Volkswagen’s Dieselgate settlement with American owners of its cheaty diesel cars will cost the company more than $15 billion, or five billion dollars more than was originally reported, according to Bloomberg. More than $10 billion of that is slated just to go to Volkswagen owners.
The reported settlement also leaves less than $3 billion left over in Volkswagen’s initial Dieselgate fund for pending legal actions and investigations in the rest of the entire world.
Here are the financial details of how it will work:
Car owners will get a total of $10.03 billion, which covers both the value of their vehicles before the scandal became public last September and compensation payments of as much as $10,000 apiece, two people familiar with the negotiations said. Those figures could rise if VW misses certain repair deadlines.
The compensation figure jumped over the past few days, these people said, as the parties changed their estimates on what it would take to get some 85 percent of owners to trade in their vehicles under the settlement.
The rest of the settlement includes $2.7 billion for the Environmental Protection Agency and the California Air Resources Board, and an additional $2 billion for research into clean-emissions technology, Bloomberg reported.

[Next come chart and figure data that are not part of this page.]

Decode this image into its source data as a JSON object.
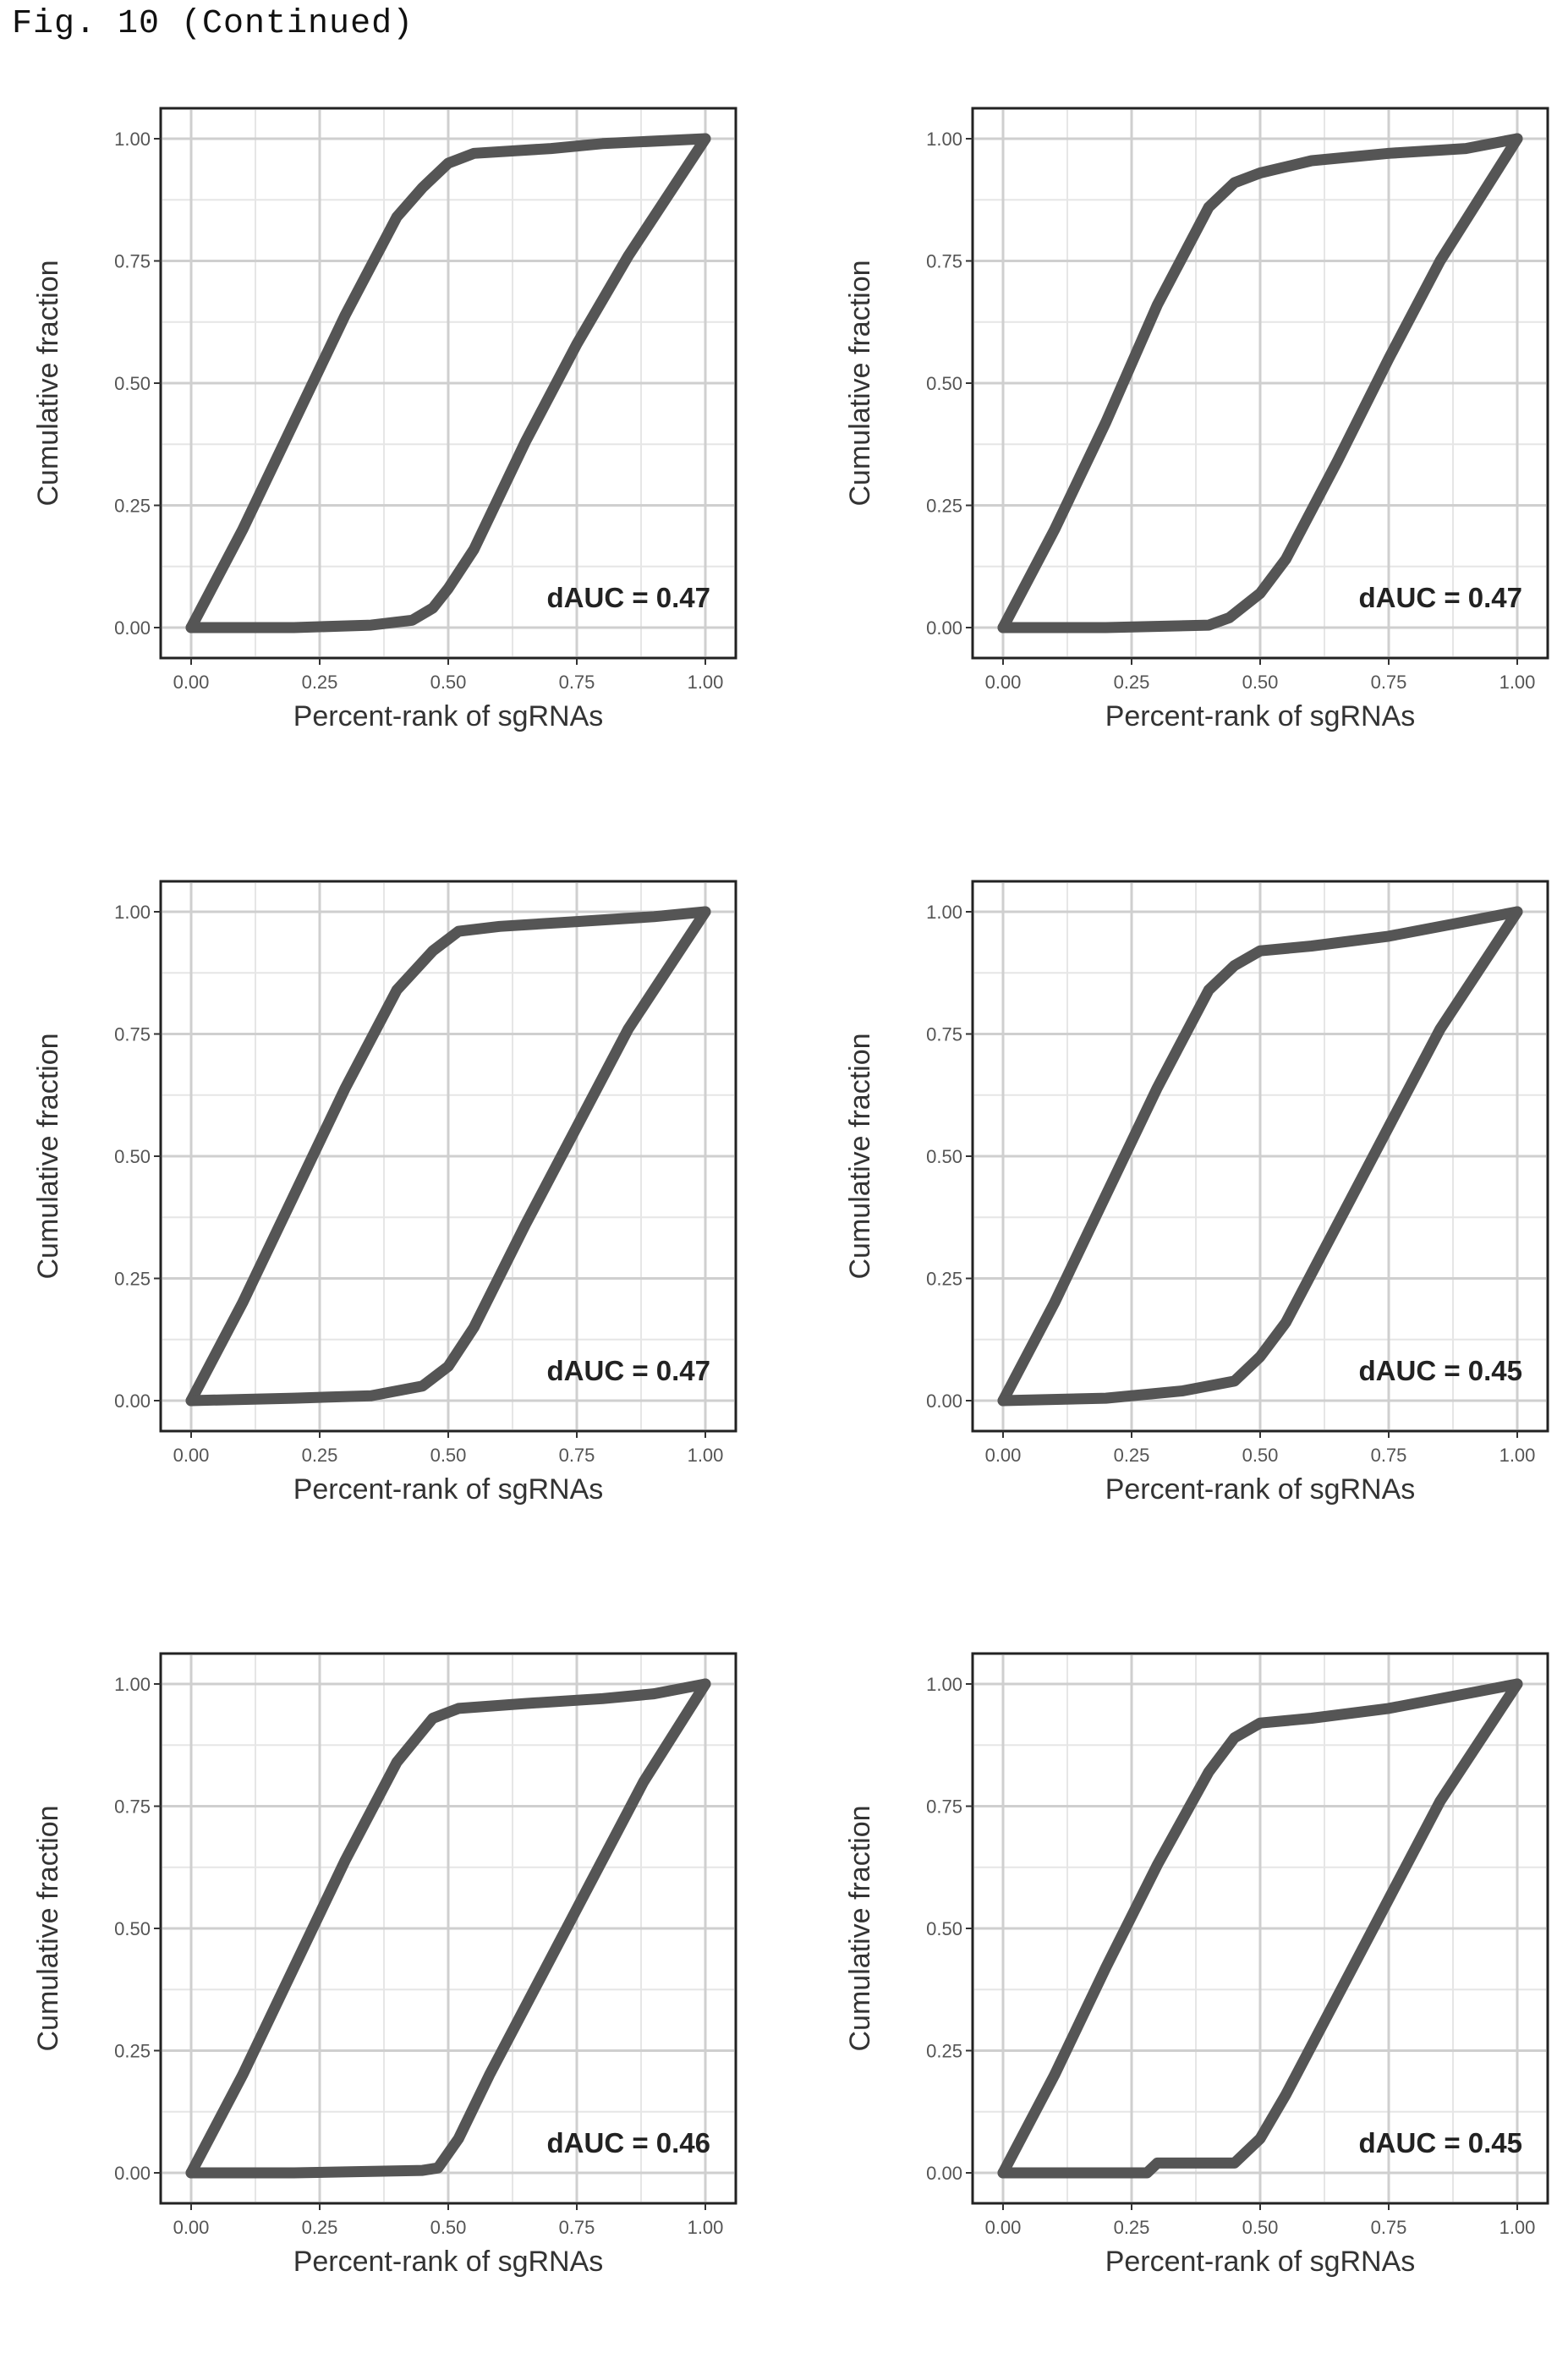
{
  "figure_label": "Fig. 10 (Continued)",
  "chart_data": [
    {
      "type": "line",
      "xlabel": "Percent-rank of sgRNAs",
      "ylabel": "Cumulative fraction",
      "xlim": [
        0,
        1
      ],
      "ylim": [
        0,
        1
      ],
      "x_ticks": [
        "0.00",
        "0.25",
        "0.50",
        "0.75",
        "1.00"
      ],
      "y_ticks": [
        "0.00",
        "0.25",
        "0.50",
        "0.75",
        "1.00"
      ],
      "grid": true,
      "annotation": "dAUC = 0.47",
      "series": [
        {
          "points": [
            [
              0,
              0
            ],
            [
              0.1,
              0.2
            ],
            [
              0.2,
              0.42
            ],
            [
              0.3,
              0.64
            ],
            [
              0.4,
              0.84
            ],
            [
              0.45,
              0.9
            ],
            [
              0.5,
              0.95
            ],
            [
              0.55,
              0.97
            ],
            [
              0.7,
              0.98
            ],
            [
              0.8,
              0.99
            ],
            [
              1,
              1
            ]
          ]
        },
        {
          "points": [
            [
              0,
              0
            ],
            [
              0.2,
              0
            ],
            [
              0.35,
              0.005
            ],
            [
              0.43,
              0.015
            ],
            [
              0.47,
              0.04
            ],
            [
              0.5,
              0.08
            ],
            [
              0.55,
              0.16
            ],
            [
              0.65,
              0.38
            ],
            [
              0.75,
              0.58
            ],
            [
              0.85,
              0.76
            ],
            [
              1,
              1
            ]
          ]
        }
      ]
    },
    {
      "type": "line",
      "xlabel": "Percent-rank of sgRNAs",
      "ylabel": "Cumulative fraction",
      "xlim": [
        0,
        1
      ],
      "ylim": [
        0,
        1
      ],
      "x_ticks": [
        "0.00",
        "0.25",
        "0.50",
        "0.75",
        "1.00"
      ],
      "y_ticks": [
        "0.00",
        "0.25",
        "0.50",
        "0.75",
        "1.00"
      ],
      "grid": true,
      "annotation": "dAUC = 0.47",
      "series": [
        {
          "points": [
            [
              0,
              0
            ],
            [
              0.1,
              0.2
            ],
            [
              0.2,
              0.42
            ],
            [
              0.3,
              0.66
            ],
            [
              0.4,
              0.86
            ],
            [
              0.45,
              0.91
            ],
            [
              0.5,
              0.93
            ],
            [
              0.6,
              0.955
            ],
            [
              0.75,
              0.97
            ],
            [
              0.9,
              0.98
            ],
            [
              1,
              1
            ]
          ]
        },
        {
          "points": [
            [
              0,
              0
            ],
            [
              0.2,
              0
            ],
            [
              0.4,
              0.005
            ],
            [
              0.44,
              0.02
            ],
            [
              0.5,
              0.07
            ],
            [
              0.55,
              0.14
            ],
            [
              0.65,
              0.34
            ],
            [
              0.75,
              0.55
            ],
            [
              0.85,
              0.75
            ],
            [
              1,
              1
            ]
          ]
        }
      ]
    },
    {
      "type": "line",
      "xlabel": "Percent-rank of sgRNAs",
      "ylabel": "Cumulative fraction",
      "xlim": [
        0,
        1
      ],
      "ylim": [
        0,
        1
      ],
      "x_ticks": [
        "0.00",
        "0.25",
        "0.50",
        "0.75",
        "1.00"
      ],
      "y_ticks": [
        "0.00",
        "0.25",
        "0.50",
        "0.75",
        "1.00"
      ],
      "grid": true,
      "annotation": "dAUC = 0.47",
      "series": [
        {
          "points": [
            [
              0,
              0
            ],
            [
              0.1,
              0.2
            ],
            [
              0.2,
              0.42
            ],
            [
              0.3,
              0.64
            ],
            [
              0.4,
              0.84
            ],
            [
              0.47,
              0.92
            ],
            [
              0.52,
              0.96
            ],
            [
              0.6,
              0.97
            ],
            [
              0.75,
              0.98
            ],
            [
              0.9,
              0.99
            ],
            [
              1,
              1
            ]
          ]
        },
        {
          "points": [
            [
              0,
              0
            ],
            [
              0.2,
              0.005
            ],
            [
              0.35,
              0.01
            ],
            [
              0.45,
              0.03
            ],
            [
              0.5,
              0.07
            ],
            [
              0.55,
              0.15
            ],
            [
              0.65,
              0.36
            ],
            [
              0.75,
              0.56
            ],
            [
              0.85,
              0.76
            ],
            [
              1,
              1
            ]
          ]
        }
      ]
    },
    {
      "type": "line",
      "xlabel": "Percent-rank of sgRNAs",
      "ylabel": "Cumulative fraction",
      "xlim": [
        0,
        1
      ],
      "ylim": [
        0,
        1
      ],
      "x_ticks": [
        "0.00",
        "0.25",
        "0.50",
        "0.75",
        "1.00"
      ],
      "y_ticks": [
        "0.00",
        "0.25",
        "0.50",
        "0.75",
        "1.00"
      ],
      "grid": true,
      "annotation": "dAUC = 0.45",
      "series": [
        {
          "points": [
            [
              0,
              0
            ],
            [
              0.1,
              0.2
            ],
            [
              0.2,
              0.42
            ],
            [
              0.3,
              0.64
            ],
            [
              0.4,
              0.84
            ],
            [
              0.45,
              0.89
            ],
            [
              0.5,
              0.92
            ],
            [
              0.6,
              0.93
            ],
            [
              0.75,
              0.95
            ],
            [
              0.9,
              0.98
            ],
            [
              1,
              1
            ]
          ]
        },
        {
          "points": [
            [
              0,
              0
            ],
            [
              0.2,
              0.005
            ],
            [
              0.35,
              0.02
            ],
            [
              0.45,
              0.04
            ],
            [
              0.5,
              0.09
            ],
            [
              0.55,
              0.16
            ],
            [
              0.65,
              0.36
            ],
            [
              0.75,
              0.56
            ],
            [
              0.85,
              0.76
            ],
            [
              1,
              1
            ]
          ]
        }
      ]
    },
    {
      "type": "line",
      "xlabel": "Percent-rank of sgRNAs",
      "ylabel": "Cumulative fraction",
      "xlim": [
        0,
        1
      ],
      "ylim": [
        0,
        1
      ],
      "x_ticks": [
        "0.00",
        "0.25",
        "0.50",
        "0.75",
        "1.00"
      ],
      "y_ticks": [
        "0.00",
        "0.25",
        "0.50",
        "0.75",
        "1.00"
      ],
      "grid": true,
      "annotation": "dAUC = 0.46",
      "series": [
        {
          "points": [
            [
              0,
              0
            ],
            [
              0.1,
              0.2
            ],
            [
              0.2,
              0.42
            ],
            [
              0.3,
              0.64
            ],
            [
              0.4,
              0.84
            ],
            [
              0.47,
              0.93
            ],
            [
              0.52,
              0.95
            ],
            [
              0.65,
              0.96
            ],
            [
              0.8,
              0.97
            ],
            [
              0.9,
              0.98
            ],
            [
              1,
              1
            ]
          ]
        },
        {
          "points": [
            [
              0,
              0
            ],
            [
              0.2,
              0
            ],
            [
              0.45,
              0.005
            ],
            [
              0.48,
              0.01
            ],
            [
              0.52,
              0.07
            ],
            [
              0.58,
              0.2
            ],
            [
              0.68,
              0.4
            ],
            [
              0.78,
              0.6
            ],
            [
              0.88,
              0.8
            ],
            [
              1,
              1
            ]
          ]
        }
      ]
    },
    {
      "type": "line",
      "xlabel": "Percent-rank of sgRNAs",
      "ylabel": "Cumulative fraction",
      "xlim": [
        0,
        1
      ],
      "ylim": [
        0,
        1
      ],
      "x_ticks": [
        "0.00",
        "0.25",
        "0.50",
        "0.75",
        "1.00"
      ],
      "y_ticks": [
        "0.00",
        "0.25",
        "0.50",
        "0.75",
        "1.00"
      ],
      "grid": true,
      "annotation": "dAUC = 0.45",
      "series": [
        {
          "points": [
            [
              0,
              0
            ],
            [
              0.1,
              0.2
            ],
            [
              0.2,
              0.42
            ],
            [
              0.3,
              0.63
            ],
            [
              0.4,
              0.82
            ],
            [
              0.45,
              0.89
            ],
            [
              0.5,
              0.92
            ],
            [
              0.6,
              0.93
            ],
            [
              0.75,
              0.95
            ],
            [
              0.9,
              0.98
            ],
            [
              1,
              1
            ]
          ]
        },
        {
          "points": [
            [
              0,
              0
            ],
            [
              0.28,
              0
            ],
            [
              0.3,
              0.02
            ],
            [
              0.45,
              0.02
            ],
            [
              0.5,
              0.07
            ],
            [
              0.55,
              0.16
            ],
            [
              0.65,
              0.36
            ],
            [
              0.75,
              0.56
            ],
            [
              0.85,
              0.76
            ],
            [
              1,
              1
            ]
          ]
        }
      ]
    }
  ]
}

There’s a further settlement with individual states as well, possibly to the tune of another $400 million. There’s also no exact timetable yet for when any of this will come to fruition, or how VW owners will be able to make a claim for their cars.
But as we said earlier today, this is definitely not the end. There are still multiple lawsuits pending in many different countries, along with pissed off shareholders and regulators. Not to mention any lingering depression in sales that can be attributed to the scandal.